1986 war nicht nur das Jahr Waldheim, sondern - international gesehen vielleicht einen Hauch bedeutender - das Jahr Tschernobyl. Aber auch das sah man aus der österreichischen Froschperspektive: "Nicht nur die Strahlenwolke selbst hat die Menschen verunsichert; mehr noch war es die Berichterstattung darüber und die regierungsamtliche Information, die beunruhigten. Im Falter Verlag ist nun die Broschüre ,Tägliches Atom. Ein Ratgeber für die Zeit nach Tschernobyl' erschienen. Unabhängige Wissenschaftler schreiben über den Hergang der Katastrophe, informieren umfassend über die radioaktive Strahlung, geben Tipps, wie man die Belastung senken kann und versuchen, Ordnung in das Informationschaos zu bringen. Wir bringen Auszüge aus den Kapiteln ,Rem-Spar-Tipps' und ,Urlaubstipps 1986'".
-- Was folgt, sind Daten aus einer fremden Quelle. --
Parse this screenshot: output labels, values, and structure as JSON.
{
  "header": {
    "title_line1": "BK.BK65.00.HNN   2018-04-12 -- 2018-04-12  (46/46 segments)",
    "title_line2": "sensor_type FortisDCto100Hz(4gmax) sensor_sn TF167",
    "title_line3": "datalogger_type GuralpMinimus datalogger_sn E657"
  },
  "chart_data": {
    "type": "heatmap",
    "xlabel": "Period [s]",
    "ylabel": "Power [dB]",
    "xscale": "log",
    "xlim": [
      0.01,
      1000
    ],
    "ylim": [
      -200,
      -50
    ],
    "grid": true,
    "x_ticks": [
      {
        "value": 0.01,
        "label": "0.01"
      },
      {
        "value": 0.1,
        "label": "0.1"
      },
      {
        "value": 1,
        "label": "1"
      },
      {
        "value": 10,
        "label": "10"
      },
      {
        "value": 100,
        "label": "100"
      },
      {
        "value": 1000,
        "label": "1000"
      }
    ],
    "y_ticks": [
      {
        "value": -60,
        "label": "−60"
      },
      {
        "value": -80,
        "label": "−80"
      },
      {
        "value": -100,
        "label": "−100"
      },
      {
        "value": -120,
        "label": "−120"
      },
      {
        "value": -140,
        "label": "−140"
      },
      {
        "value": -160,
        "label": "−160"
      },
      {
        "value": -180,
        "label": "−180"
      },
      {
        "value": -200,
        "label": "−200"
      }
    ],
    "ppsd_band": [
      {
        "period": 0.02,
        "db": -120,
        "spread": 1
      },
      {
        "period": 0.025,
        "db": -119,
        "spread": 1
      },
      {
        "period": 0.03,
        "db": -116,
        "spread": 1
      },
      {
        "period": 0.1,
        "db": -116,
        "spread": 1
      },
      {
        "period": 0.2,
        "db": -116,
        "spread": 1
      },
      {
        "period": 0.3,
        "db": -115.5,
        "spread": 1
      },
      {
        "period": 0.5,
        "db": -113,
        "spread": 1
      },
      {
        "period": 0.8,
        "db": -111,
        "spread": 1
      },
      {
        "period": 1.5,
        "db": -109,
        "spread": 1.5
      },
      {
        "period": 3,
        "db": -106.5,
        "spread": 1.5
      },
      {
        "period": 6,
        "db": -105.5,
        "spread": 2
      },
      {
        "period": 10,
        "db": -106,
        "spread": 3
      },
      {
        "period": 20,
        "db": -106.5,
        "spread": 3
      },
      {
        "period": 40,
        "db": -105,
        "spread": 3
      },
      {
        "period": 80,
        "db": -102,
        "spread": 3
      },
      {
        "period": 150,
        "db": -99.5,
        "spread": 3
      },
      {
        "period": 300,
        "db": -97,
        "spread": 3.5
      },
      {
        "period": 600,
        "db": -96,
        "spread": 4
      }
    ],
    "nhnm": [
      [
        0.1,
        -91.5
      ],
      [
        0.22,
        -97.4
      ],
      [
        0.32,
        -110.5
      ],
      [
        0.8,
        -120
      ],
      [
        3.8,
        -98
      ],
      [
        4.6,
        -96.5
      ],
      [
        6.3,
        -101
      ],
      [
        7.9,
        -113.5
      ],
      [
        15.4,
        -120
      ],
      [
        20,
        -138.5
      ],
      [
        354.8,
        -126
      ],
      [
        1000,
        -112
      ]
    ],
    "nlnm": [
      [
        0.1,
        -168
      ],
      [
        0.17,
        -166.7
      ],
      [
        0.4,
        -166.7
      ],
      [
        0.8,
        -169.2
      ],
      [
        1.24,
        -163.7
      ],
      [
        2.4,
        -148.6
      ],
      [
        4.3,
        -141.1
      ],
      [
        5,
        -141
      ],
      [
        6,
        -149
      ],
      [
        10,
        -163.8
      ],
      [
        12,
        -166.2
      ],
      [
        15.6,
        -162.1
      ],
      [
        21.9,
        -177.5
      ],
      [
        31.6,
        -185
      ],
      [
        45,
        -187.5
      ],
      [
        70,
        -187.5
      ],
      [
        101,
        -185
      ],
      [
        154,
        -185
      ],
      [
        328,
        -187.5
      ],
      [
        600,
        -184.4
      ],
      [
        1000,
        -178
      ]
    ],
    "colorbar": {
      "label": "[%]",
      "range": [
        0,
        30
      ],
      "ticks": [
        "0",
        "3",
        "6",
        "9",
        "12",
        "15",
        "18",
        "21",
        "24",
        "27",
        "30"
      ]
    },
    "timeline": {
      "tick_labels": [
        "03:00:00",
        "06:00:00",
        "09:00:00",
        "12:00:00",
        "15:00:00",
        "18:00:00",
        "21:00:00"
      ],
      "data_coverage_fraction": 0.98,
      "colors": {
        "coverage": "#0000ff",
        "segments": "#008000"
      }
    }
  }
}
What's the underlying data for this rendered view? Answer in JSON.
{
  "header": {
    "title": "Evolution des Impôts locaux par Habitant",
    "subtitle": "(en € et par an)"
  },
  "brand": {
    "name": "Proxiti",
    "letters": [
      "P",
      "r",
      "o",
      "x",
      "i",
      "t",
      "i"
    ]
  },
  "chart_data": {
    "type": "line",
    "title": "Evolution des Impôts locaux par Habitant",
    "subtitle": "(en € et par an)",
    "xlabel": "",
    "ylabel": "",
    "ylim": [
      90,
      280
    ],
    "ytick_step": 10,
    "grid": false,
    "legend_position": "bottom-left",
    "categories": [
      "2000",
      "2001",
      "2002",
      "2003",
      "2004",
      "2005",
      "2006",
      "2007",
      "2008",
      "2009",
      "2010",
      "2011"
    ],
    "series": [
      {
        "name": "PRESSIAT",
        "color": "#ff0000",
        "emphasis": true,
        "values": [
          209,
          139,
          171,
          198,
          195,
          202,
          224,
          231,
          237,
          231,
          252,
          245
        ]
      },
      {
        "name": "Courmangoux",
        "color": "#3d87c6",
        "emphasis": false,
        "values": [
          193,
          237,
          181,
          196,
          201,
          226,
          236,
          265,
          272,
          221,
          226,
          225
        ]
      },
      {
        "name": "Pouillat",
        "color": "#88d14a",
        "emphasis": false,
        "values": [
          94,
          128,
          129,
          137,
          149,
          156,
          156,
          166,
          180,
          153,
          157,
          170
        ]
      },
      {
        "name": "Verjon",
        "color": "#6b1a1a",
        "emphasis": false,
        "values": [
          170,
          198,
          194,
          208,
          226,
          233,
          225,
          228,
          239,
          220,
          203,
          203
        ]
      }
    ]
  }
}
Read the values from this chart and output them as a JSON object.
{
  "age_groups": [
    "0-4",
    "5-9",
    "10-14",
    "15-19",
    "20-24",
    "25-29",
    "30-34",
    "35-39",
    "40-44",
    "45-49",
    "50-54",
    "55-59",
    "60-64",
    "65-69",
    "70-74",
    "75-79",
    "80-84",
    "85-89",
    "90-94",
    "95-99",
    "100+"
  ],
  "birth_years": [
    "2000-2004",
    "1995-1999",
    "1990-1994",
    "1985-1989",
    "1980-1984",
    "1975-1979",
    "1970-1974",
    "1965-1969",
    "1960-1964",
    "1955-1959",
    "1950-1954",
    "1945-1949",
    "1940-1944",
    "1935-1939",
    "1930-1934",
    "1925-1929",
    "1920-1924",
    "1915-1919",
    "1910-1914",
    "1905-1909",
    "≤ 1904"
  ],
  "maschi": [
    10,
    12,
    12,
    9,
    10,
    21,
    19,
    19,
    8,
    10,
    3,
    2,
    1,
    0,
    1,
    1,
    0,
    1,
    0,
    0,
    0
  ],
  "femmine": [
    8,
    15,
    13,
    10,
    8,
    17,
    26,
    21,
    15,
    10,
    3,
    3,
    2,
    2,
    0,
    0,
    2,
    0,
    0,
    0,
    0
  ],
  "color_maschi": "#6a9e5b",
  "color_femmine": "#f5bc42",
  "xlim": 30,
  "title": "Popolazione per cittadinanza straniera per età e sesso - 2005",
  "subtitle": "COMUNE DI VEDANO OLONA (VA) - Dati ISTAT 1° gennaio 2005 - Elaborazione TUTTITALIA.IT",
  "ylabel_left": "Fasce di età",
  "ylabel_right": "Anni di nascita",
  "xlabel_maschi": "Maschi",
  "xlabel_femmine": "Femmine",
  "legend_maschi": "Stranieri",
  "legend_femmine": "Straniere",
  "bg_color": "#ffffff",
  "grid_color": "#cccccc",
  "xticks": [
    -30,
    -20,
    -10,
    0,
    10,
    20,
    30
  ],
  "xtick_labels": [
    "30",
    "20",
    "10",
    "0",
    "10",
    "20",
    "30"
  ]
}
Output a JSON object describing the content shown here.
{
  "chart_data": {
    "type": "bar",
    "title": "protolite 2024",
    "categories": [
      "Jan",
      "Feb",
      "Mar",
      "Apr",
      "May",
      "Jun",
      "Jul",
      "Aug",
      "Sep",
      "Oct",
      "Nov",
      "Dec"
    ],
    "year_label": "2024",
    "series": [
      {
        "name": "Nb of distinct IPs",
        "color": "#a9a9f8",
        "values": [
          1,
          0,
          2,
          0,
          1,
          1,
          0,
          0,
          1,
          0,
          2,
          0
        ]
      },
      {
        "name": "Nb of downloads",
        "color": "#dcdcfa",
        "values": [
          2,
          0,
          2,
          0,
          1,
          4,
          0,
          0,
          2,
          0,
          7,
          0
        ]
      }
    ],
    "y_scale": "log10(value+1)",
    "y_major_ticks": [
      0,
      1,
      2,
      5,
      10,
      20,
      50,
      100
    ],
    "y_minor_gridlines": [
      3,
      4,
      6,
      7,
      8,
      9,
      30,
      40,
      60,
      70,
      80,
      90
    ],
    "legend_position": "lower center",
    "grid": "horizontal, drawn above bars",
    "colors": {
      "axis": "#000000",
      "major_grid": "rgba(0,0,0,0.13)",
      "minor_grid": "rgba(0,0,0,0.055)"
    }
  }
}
So ist einem das Hemd immer näher als der Rock. Von den Opfern in der Ukraine redete auch der Falter wenig. Zu seiner Entschuldigung kann man allenfalls den dürftigen Nachrichtenfluss aus der ehemaligen Sowjetunion anführen. Andererseits mochte er auf Ideologie nie ganz verzichten: "...empfehlen wir, inländisches Gemüse zu kaufen", hieß es da. Allerdings: "Eine Ausnahme dürften Waren von der iberischen Halbinsel und aus Nordafrika sowie Island und Irland darstellen, da diese Länder von der Tschernobyl-Katastrophe nicht betroffen waren. Der Boykott von Waren aus Chile, Südafrika und ähnlichen Diktaturen scheint uns auch weiterhin ratsam ..." Lieber Krebs als unkorrekt! A.T.